Intervention de Fabrice Le Vigoureux

Séance en hémicycle du mardi 22 septembre 2020 à 15h00
Programmation de la recherche — Article 2

Photo issue du site de l'Assemblée nationale ou de WikipediaFabrice Le Vigoureux :

Pour ce qui est de l'horizon temporel de cette programmation de la recherche, depuis hier on entend dire sur les bancs de l'opposition qu'il est trop éloigné, et qu'il faudrait rattraper en deux ou trois ans le sous-investissement dont souffre la recherche depuis des décennies. Il faut tout de même faire preuve d'un peu d'honnêteté intellectuelle et reconnaître que, si cette loi de programmation prévoit 25 milliards d'euros sur dix ans, elle va également permettre la mise en oeuvre de mesures de rattrapage très significatives – et très attendues – dès la fin de ce quinquennat.

Dès 2021, on prévoit qu'aucun maître de conférences ne sera recruté à moins de deux fois le SMIC. La dernière fois qu'on a mis en oeuvre une telle mesure en France, c'était en 1990 : on rattrape en un an trente ans de dégradation permanente des salaires d'entrée dans la carrière universitaire !

Dès 2021, tous les maîtres de conférences et les chargés de recherche bénéficieront d'une augmentation comprise entre 1 000 et 1 300 euros.
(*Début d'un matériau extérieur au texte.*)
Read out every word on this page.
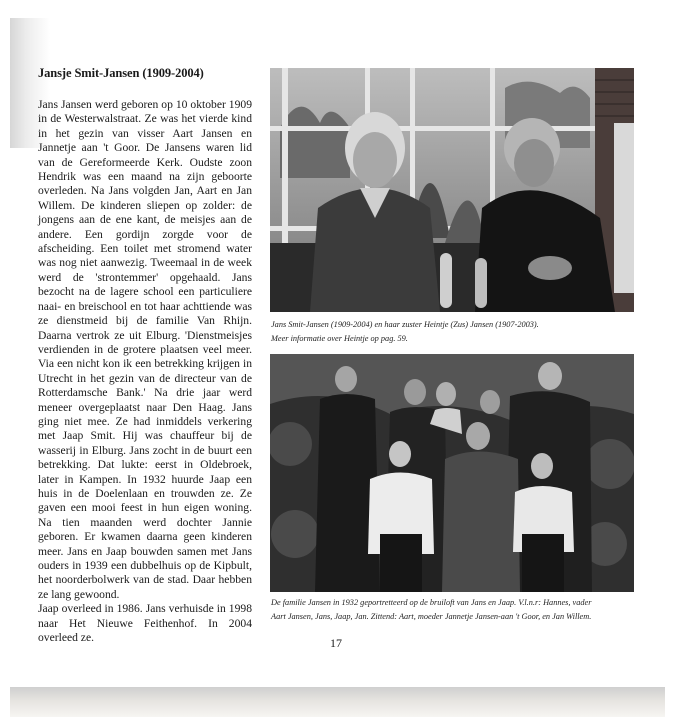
Jansje Smit-Jansen (1909-2004)

Jans Jansen werd geboren op 10 oktober 1909 in de Westerwalstraat. Ze was het vierde kind in het gezin van visser Aart Jansen en Jannetje aan 't Goor. De Jansens waren lid van de Gereformeerde Kerk. Oudste zoon Hendrik was een maand na zijn geboorte overleden. Na Jans volgden Jan, Aart en Jan Willem. De kinderen sliepen op zolder: de jongens aan de ene kant, de meisjes aan de andere. Een gordijn zorgde voor de afscheiding. Een toilet met stromend water was nog niet aanwezig. Tweemaal in de week werd de 'strontemmer' opgehaald. Jans bezocht na de lagere school een particuliere naai- en breischool en tot haar achttiende was ze dienstmeid bij de familie Van Rhijn. Daarna vertrok ze uit Elburg. 'Dienstmeisjes verdienden in de grotere plaatsen veel meer. Via een nicht kon ik een betrekking krijgen in Utrecht in het gezin van de directeur van de Rotterdamsche Bank.' Na drie jaar werd meneer overgeplaatst naar Den Haag. Jans ging niet mee. Ze had inmiddels verkering met Jaap Smit. Hij was chauffeur bij de wasserij in Elburg. Jans zocht in de buurt een betrekking. Dat lukte: eerst in Oldebroek, later in Kampen. In 1932 huurde Jaap een huis in de Doelenlaan en trouwden ze. Ze gaven een mooi feest in hun eigen woning. Na tien maanden werd dochter Jannie geboren. Er kwamen daarna geen kinderen meer. Jans en Jaap bouwden samen met Jans ouders in 1939 een dubbelhuis op de Kipbult, het noorderbolwerk van de stad. Daar hebben ze lang gewoond.

Jaap overleed in 1986. Jans verhuisde in 1998 naar Het Nieuwe Feithenhof. In 2004 overleed ze.

Jans Smit-Jansen (1909-2004) en haar zuster Heintje (Zus) Jansen (1907-2003).
Meer informatie over Heintje op pag. 59.
De familie Jansen in 1932 geportretteerd op de bruiloft van Jans en Jaap. V.l.n.r: Hannes, vader
Aart Jansen, Jans, Jaap, Jan. Zittend: Aart, moeder Jannetje Jansen-aan 't Goor, en Jan Willem.
17
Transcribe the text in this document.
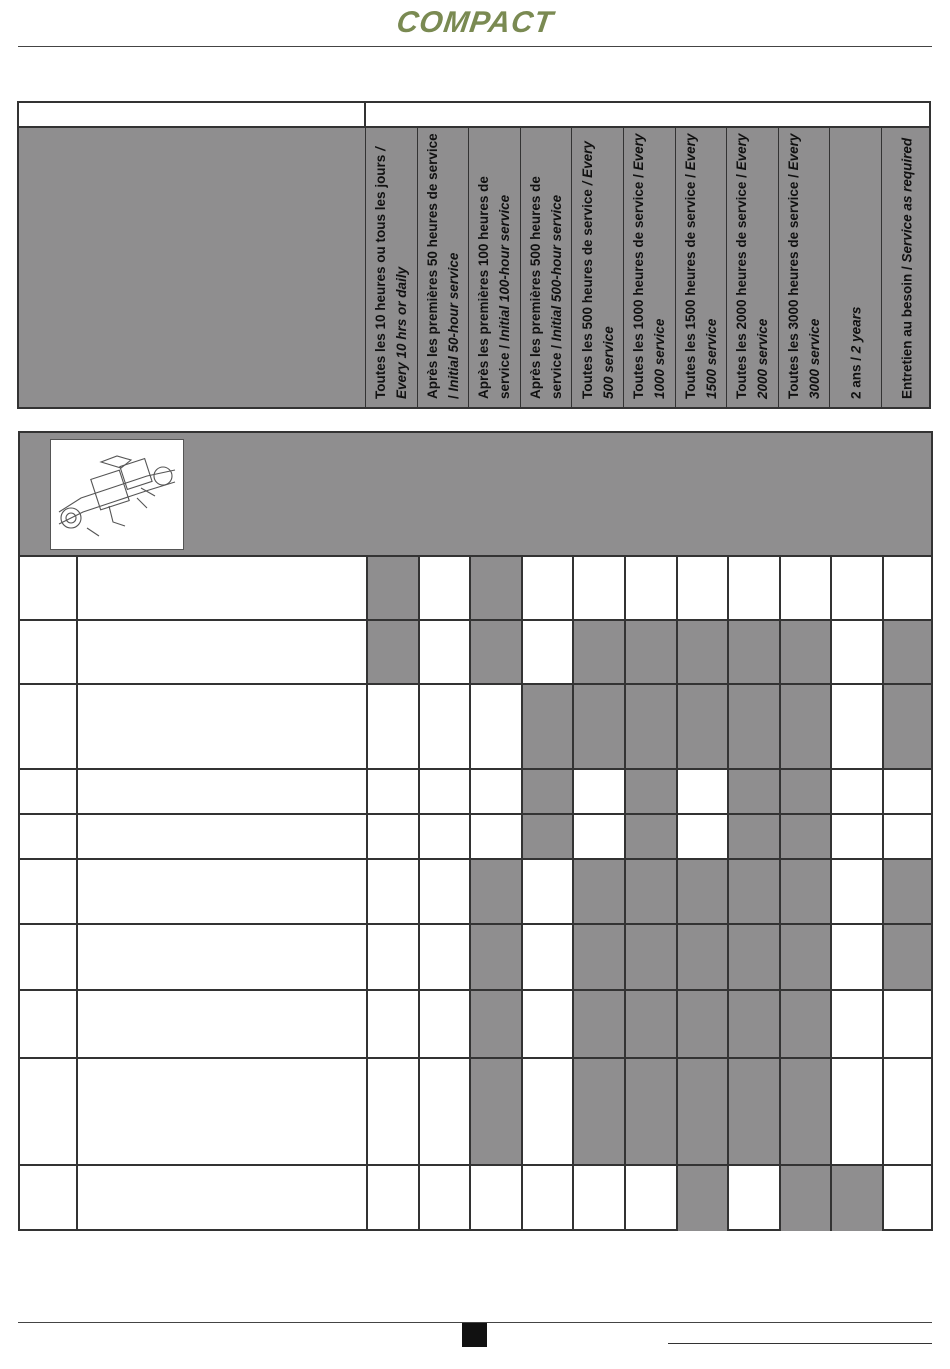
COMPACT
Toutes les 10 heures ou tous les jours / Every 10 hrs or daily Après les premières 50 heures de service / Initial 50-hour service Après les premières 100 heures de service / Initial 100-hour service Après les premières 500 heures de service / Initial 500-hour service Toutes les 500 heures de service / Every 500 service Toutes les 1000 heures de service / Every 1000 service Toutes les 1500 heures de service / Every 1500 service Toutes les 2000 heures de service / Every 2000 service Toutes les 3000 heures de service / Every 3000 service 2 ans / 2 years	Entretien au besoin / Service as required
Cela faisait bien longtemps qu'un tel signal n'avait pas été adressé – et encore ce coup d'accélérateur n'est-il que l'amorce d'un grand plan de revalorisation des carrières.
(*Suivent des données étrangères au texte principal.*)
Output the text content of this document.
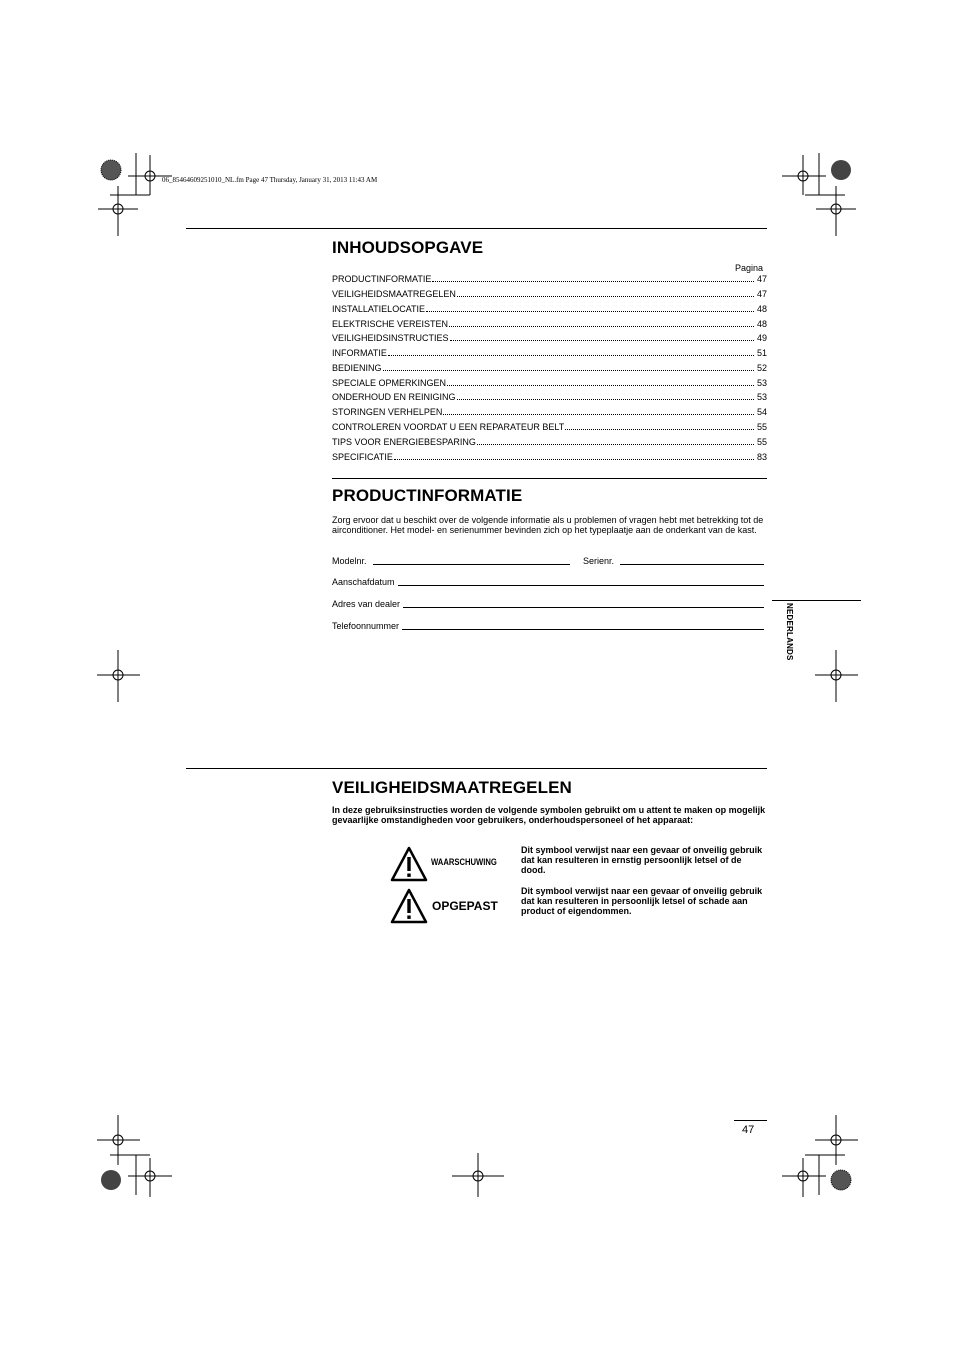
06_85464609251010_NL.fm Page 47 Thursday, January 31, 2013 11:43 AM
INHOUDSOPGAVE
Pagina
PRODUCTINFORMATIE	47
VEILIGHEIDSMAATREGELEN	47
INSTALLATIELOCATIE	48
ELEKTRISCHE VEREISTEN	48
VEILIGHEIDSINSTRUCTIES	49
INFORMATIE	51
BEDIENING	52
SPECIALE OPMERKINGEN	53
ONDERHOUD EN REINIGING	53
STORINGEN VERHELPEN	54
CONTROLEREN VOORDAT U EEN REPARATEUR BELT	55
TIPS VOOR ENERGIEBESPARING	55
SPECIFICATIE	83
PRODUCTINFORMATIE
Zorg ervoor dat u beschikt over de volgende informatie als u problemen of vragen hebt met betrekking tot de airconditioner. Het model- en serienummer bevinden zich op het typeplaatje aan de onderkant van de kast.
Modelnr.	Serienr.
Aanschafdatum
Adres van dealer
Telefoonnummer	NEDERLANDS
VEILIGHEIDSMAATREGELEN
In deze gebruiksinstructies worden de volgende symbolen gebruikt om u attent te maken op mogelijk gevaarlijke omstandigheden voor gebruikers, onderhoudspersoneel of het apparaat:
WAARSCHUWING
Dit symbool verwijst naar een gevaar of onveilig gebruik dat kan resulteren in ernstig persoonlijk letsel of de dood.
OPGEPAST
Dit symbool verwijst naar een gevaar of onveilig gebruik dat kan resulteren in persoonlijk letsel of schade aan product of eigendommen.
47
Dès 2021, on augmente le financement de base de tous les laboratoires de 10 % – et de 25 % en 2023.

Dès 2021, avec la contribution du taux de relance, le taux de sélection des projets soumis à l'Agence nationale de la recherche va enfin dépasser les 20 %. Je rappelle qu'il y a quelques années, nous n'en étions encore qu'à 11 % – un taux absolument décourageant pour les équipes, qui a sans doute empêché certains bons projets d'émerger.

Dès 2021, grâce au plan de relance, on multiplie par cinq les garanties des prêts accordés aux étudiants.
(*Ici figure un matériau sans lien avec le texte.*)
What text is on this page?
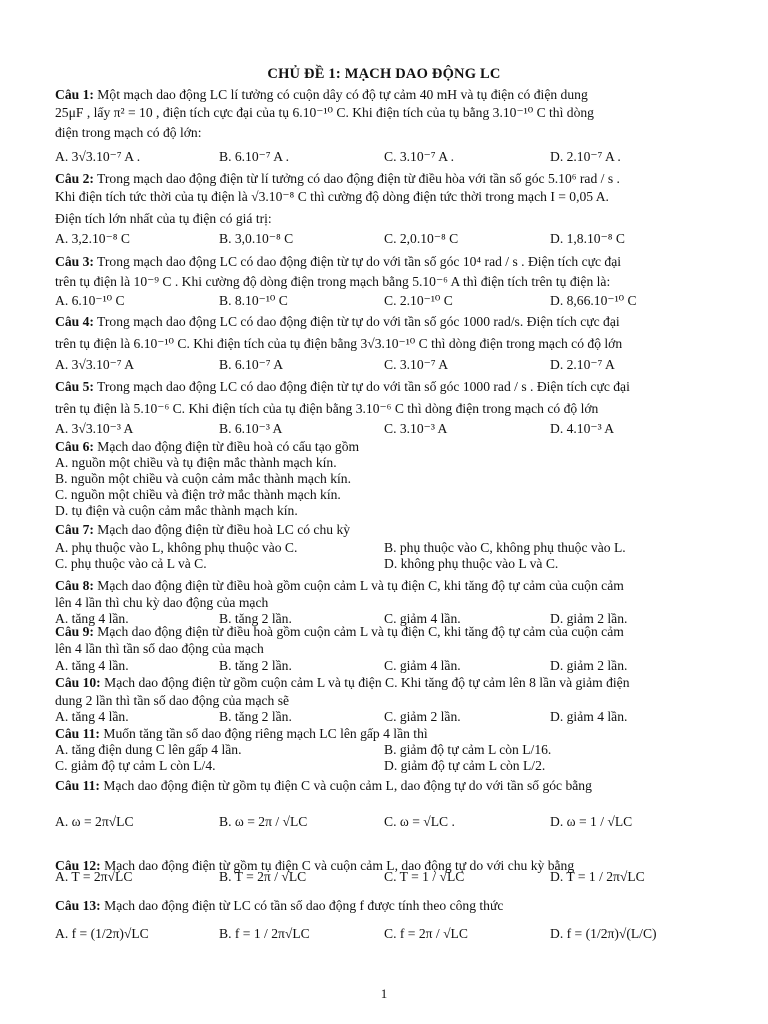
CHỦ ĐỀ 1: MẠCH DAO ĐỘNG LC
Câu 1: Một mạch dao động LC lí tưởng có cuộn dây có độ tự cảm 40 mH và tụ điện có điện dung
25μF , lấy π² = 10 , điện tích cực đại của tụ 6.10⁻¹⁰ C. Khi điện tích của tụ bằng 3.10⁻¹⁰ C thì dòng
điện trong mạch có độ lớn:
A. 3√3.10⁻⁷ A .	B. 6.10⁻⁷ A .	C. 3.10⁻⁷ A .	D. 2.10⁻⁷ A .
Câu 2: Trong mạch dao động điện từ lí tưởng có dao động điện từ điều hòa với tần số góc 5.10⁶ rad / s .
Khi điện tích tức thời của tụ điện là √3.10⁻⁸ C thì cường độ dòng điện tức thời trong mạch I = 0,05 A.
Điện tích lớn nhất của tụ điện có giá trị:
A. 3,2.10⁻⁸ C	B. 3,0.10⁻⁸ C	C. 2,0.10⁻⁸ C	D. 1,8.10⁻⁸ C
Câu 3: Trong mạch dao động LC có dao động điện từ tự do với tần số góc 10⁴ rad / s . Điện tích cực đại
trên tụ điện là 10⁻⁹ C . Khi cường độ dòng điện trong mạch bằng 5.10⁻⁶ A thì điện tích trên tụ điện là:
A. 6.10⁻¹⁰ C	B. 8.10⁻¹⁰ C	C. 2.10⁻¹⁰ C	D. 8,66.10⁻¹⁰ C
Câu 4: Trong mạch dao động LC có dao động điện từ tự do với tần số góc 1000 rad/s. Điện tích cực đại
trên tụ điện là 6.10⁻¹⁰ C. Khi điện tích của tụ điện bằng 3√3.10⁻¹⁰ C thì dòng điện trong mạch có độ lớn
A. 3√3.10⁻⁷ A	B. 6.10⁻⁷ A	C. 3.10⁻⁷ A	D. 2.10⁻⁷ A
Câu 5: Trong mạch dao động LC có dao động điện từ tự do với tần số góc 1000 rad / s . Điện tích cực đại
trên tụ điện là 5.10⁻⁶ C. Khi điện tích của tụ điện bằng 3.10⁻⁶ C thì dòng điện trong mạch có độ lớn
A. 3√3.10⁻³ A	B. 6.10⁻³ A	C. 3.10⁻³ A	D. 4.10⁻³ A
Câu 6: Mạch dao động điện từ điều hoà có cấu tạo gồm
A. nguồn một chiều và tụ điện mắc thành mạch kín.
B. nguồn một chiều và cuộn cảm mắc thành mạch kín.
C. nguồn một chiều và điện trở mắc thành mạch kín.
D. tụ điện và cuộn cảm mắc thành mạch kín.
Câu 7: Mạch dao động điện từ điều hoà LC có chu kỳ
A. phụ thuộc vào L, không phụ thuộc vào C.	B. phụ thuộc vào C, không phụ thuộc vào L.
C. phụ thuộc vào cả L và C.	D. không phụ thuộc vào L và C.
Câu 8: Mạch dao động điện từ điều hoà gồm cuộn cảm L và tụ điện C, khi tăng độ tự cảm của cuộn cảm
lên 4 lần thì chu kỳ dao động của mạch
A. tăng 4 lần.	B. tăng 2 lần.	C. giảm 4 lần.	D. giảm 2 lần.
Câu 9: Mạch dao động điện từ điều hoà gồm cuộn cảm L và tụ điện C, khi tăng độ tự cảm của cuộn cảm
lên 4 lần thì tần số dao động của mạch
A. tăng 4 lần.	B. tăng 2 lần.	C. giảm 4 lần.	D. giảm 2 lần.
Câu 10: Mạch dao động điện từ gồm cuộn cảm L và tụ điện C. Khi tăng độ tự cảm lên 8 lần và giảm điện
dung 2 lần thì tần số dao động của mạch sẽ
A. tăng 4 lần.	B. tăng 2 lần.	C. giảm 2 lần.	D. giảm 4 lần.
Câu 11: Muốn tăng tần số dao động riêng mạch LC lên gấp 4 lần thì
A. tăng điện dung C lên gấp 4 lần.	B. giảm độ tự cảm L còn L/16.
C. giảm độ tự cảm L còn L/4.	D. giảm độ tự cảm L còn L/2.
Câu 11: Mạch dao động điện từ gồm tụ điện C và cuộn cảm L, dao động tự do với tần số góc bằng
A. ω = 2π√LC	B. ω = 2π / √LC	C. ω = √LC .	D. ω = 1 / √LC
Câu 12: Mạch dao động điện từ gồm tụ điện C và cuộn cảm L, dao động tự do với chu kỳ bằng
A. T = 2π√LC	B. T = 2π / √LC	C. T = 1 / √LC	D. T = 1 / 2π√LC
Câu 13: Mạch dao động điện từ LC có tần số dao động f được tính theo công thức
A. f = (1/2π)√LC	B. f = 1 / 2π√LC	C. f = 2π / √LC	D. f = (1/2π)√(L/C)
1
Dès 2021, on rend enfin éligibles les universités au grand plan de rénovation thermique tant attendu.

Dès 2021, on engage un plan de recrutement de 5 200 personnes, avec des postes d'enseignant-chercheur, des fonctionnaires, des titulaires sous plafond État – je rappelle que nous en avons perdu 3 500 au cours du dernier quinquennat.

Oui, nous pouvons à la fois nous projeter sur dix ans pour soutenir la recherche, qui doit se déployer sur le temps long, et prendre des engagements forts à très court terme.

Après une décennie de sécheresse budgétaire, qui devrait nous amener à un peu d'humilité sur tous les bancs, réjouissons-nous que le Gouvernement prenne enfin les choses en main.